While DreamWorks is famous for producing Shrek and How to Train Your Dragon, it’s also built a small but growing television business over the past few years, creating such properties as a reboot of Voltron for Netflix.
How to Train Your Dragon already has been spun off into a TV show, which premiered as Dragons: Riders of Berk on Cartoon Network in fall 2012 and then came back for a second season as Dragons: Defenders of Berk. The show’s third season, Dragons: Race to the Edge, moved to Netflix last June. The third and final movie of the franchise is expected to come out in 2018.

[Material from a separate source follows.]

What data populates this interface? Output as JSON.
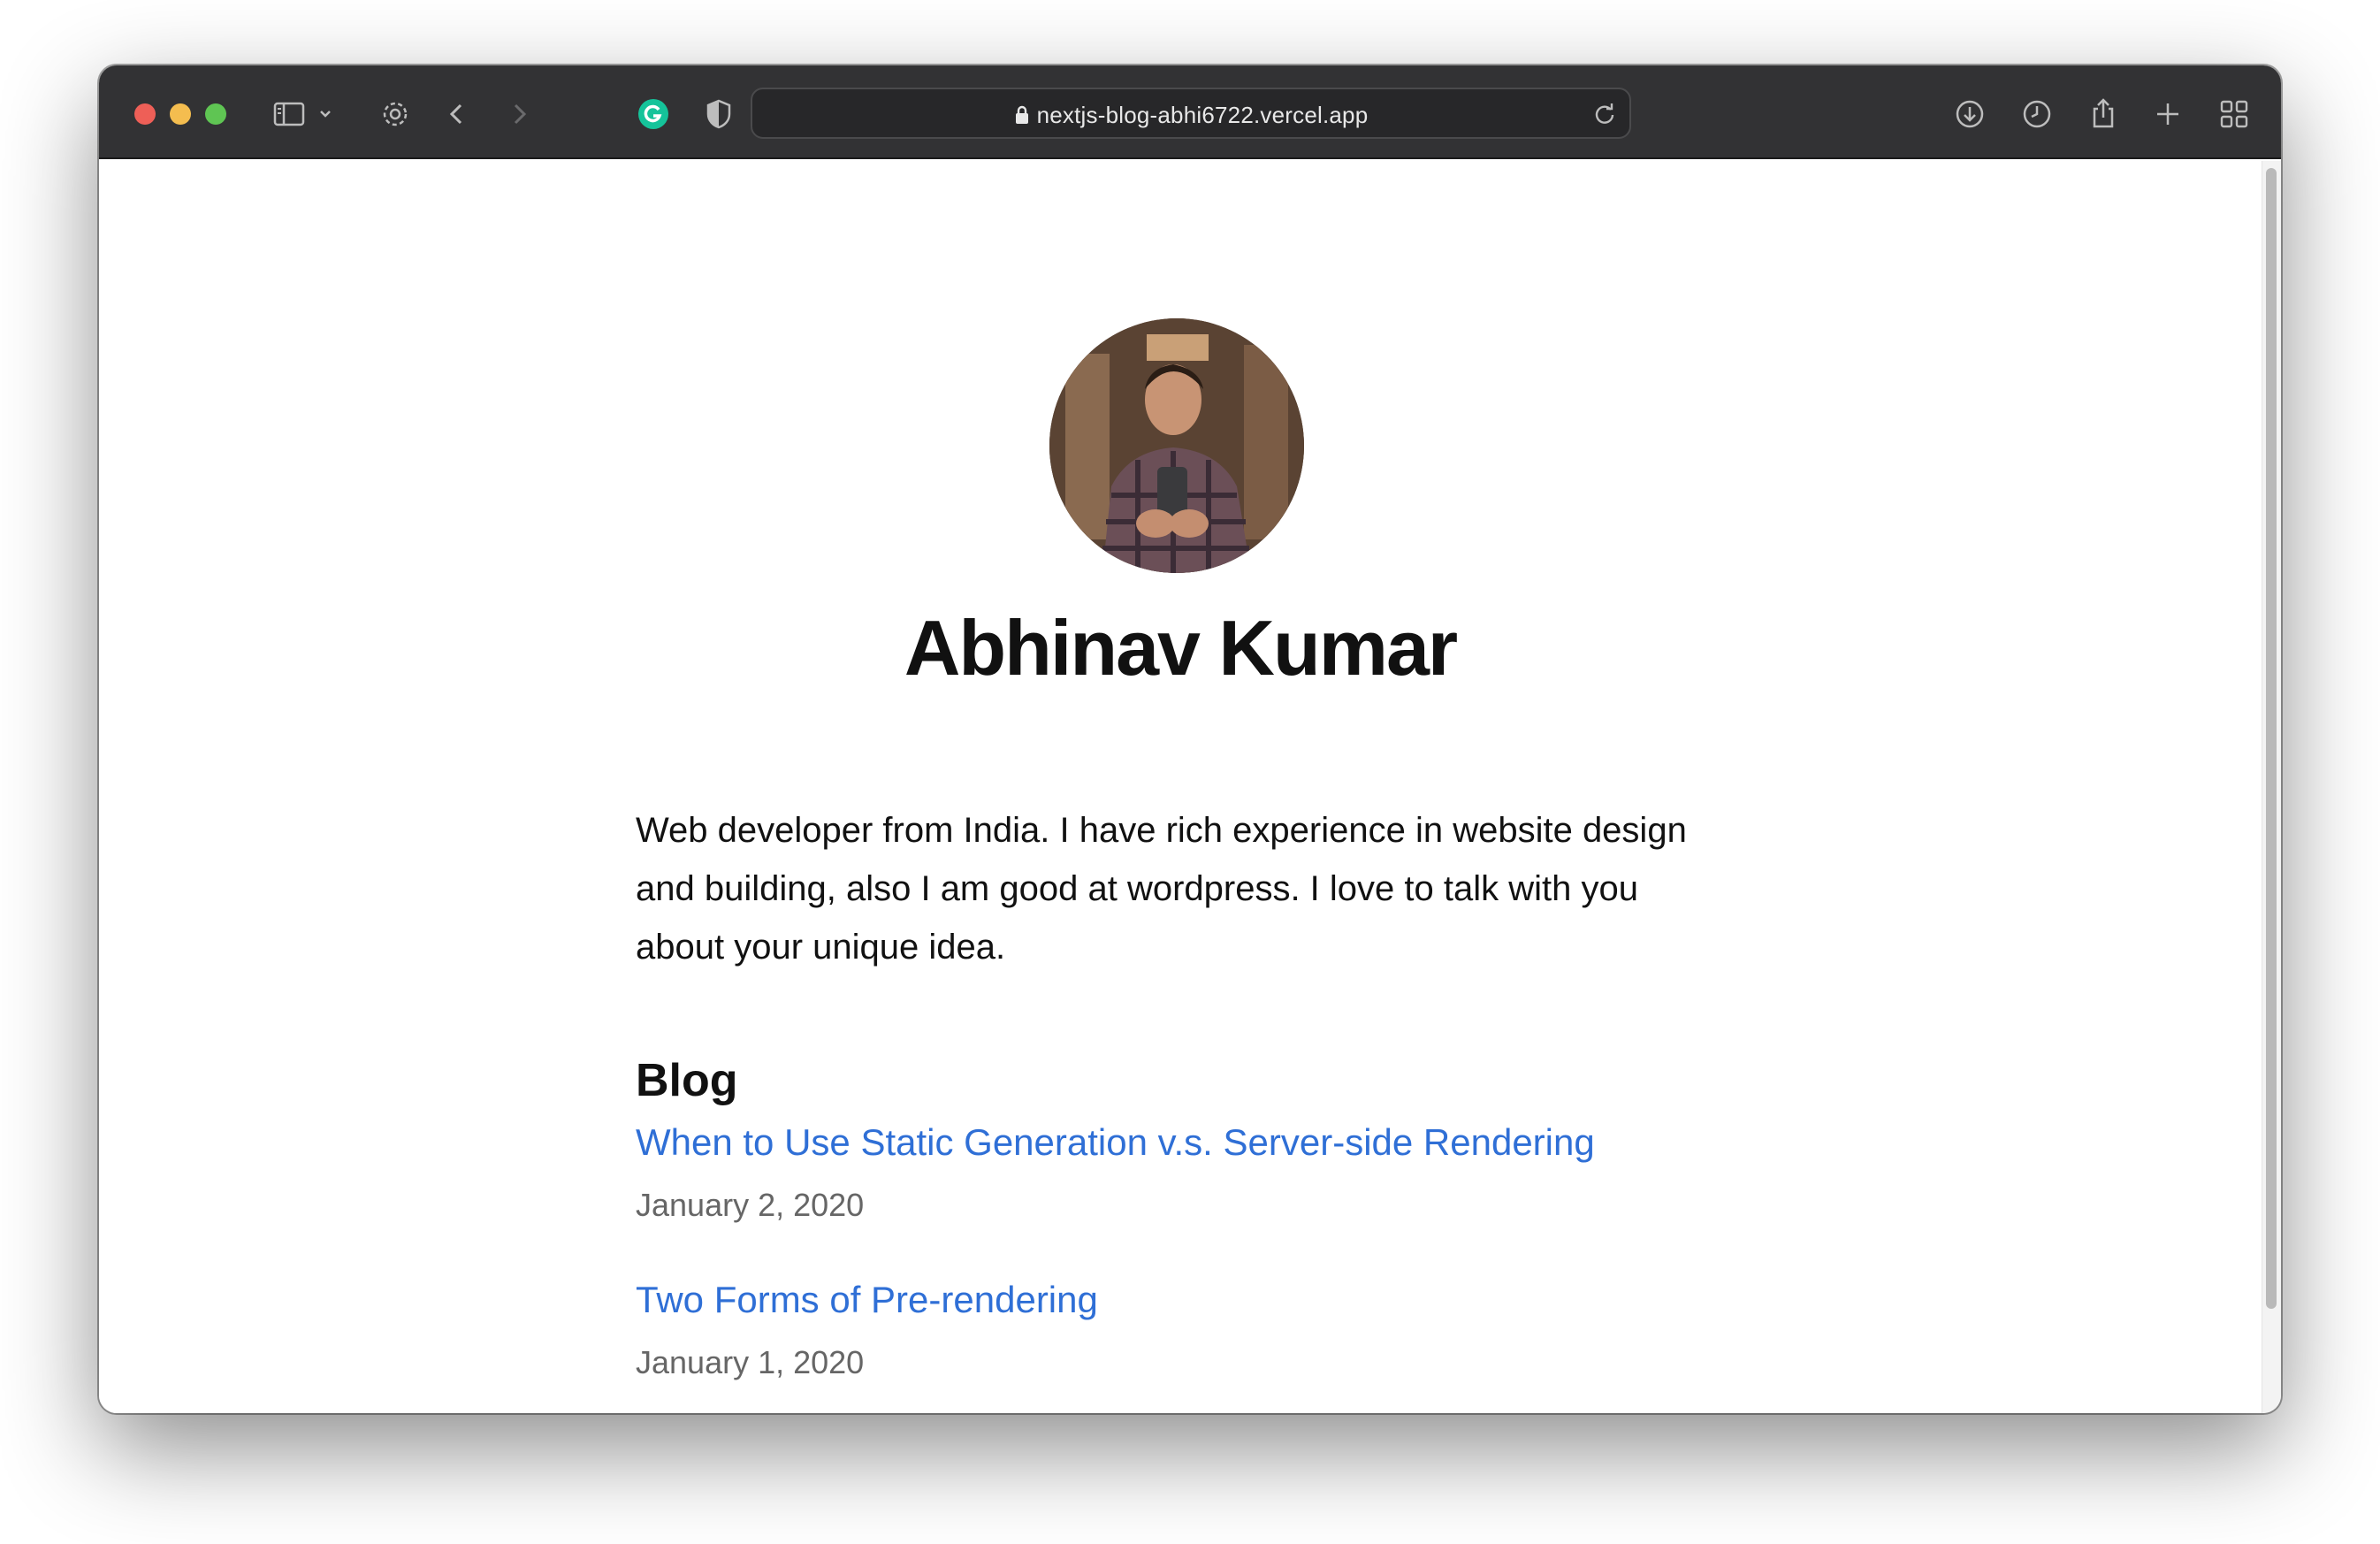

Ideally, the WSJ reports, Comcast would like to take a page from Disney’s playbook, which has acquired Marvel and Lucasfilm and is working with those companies to create extended franchises for film and television, such as The Avengers and Star Wars, worth billions. Disney and Marvel have created multiple television series out of the Marvel universe, including such shows as ABC’s Agents of SHIELD and Agent Carter and Netflix’s Jessica Jones and Daredevil and the upcoming Luke Cage, Iron Fist and Defenders. Marvel also is producing Cloak and Dagger for Disney-owned Freeform in 2017.
NBCUniversal CEO Steve Burke comes from Disney, and during his tenure at Comcast, the company has more than doubled its investment in theme parks and expanded its consumer-products business more than threefold to more than $100 million in revenue in 2015.
Comcast, via Universal, owns film franchises such as The Fast and the Furious and Pitch Perfect that it’s interested in expanding into TV properties.
Comcast also owns its own film animation company, Illumination, which has had hits with Despicable Me and spin-off Minions. DreamWorks Animation would be kept separate from Illumination, says the Journal.
Since the company tried—and was denied for regulatory reasons—to buy Time Warner Cable for $45 billion, it has been relatively quiet on the acquisition front, although it has taken stakes in digital players BuzzFeed and Vox Media.
Should Comcast complete the deal, DreamWorks CEO Jeffrey Katzenberg, 65, is expected to exit the company he’s been a part of since its founding in 1994. Katzenberg has run DreamWorks since 2004.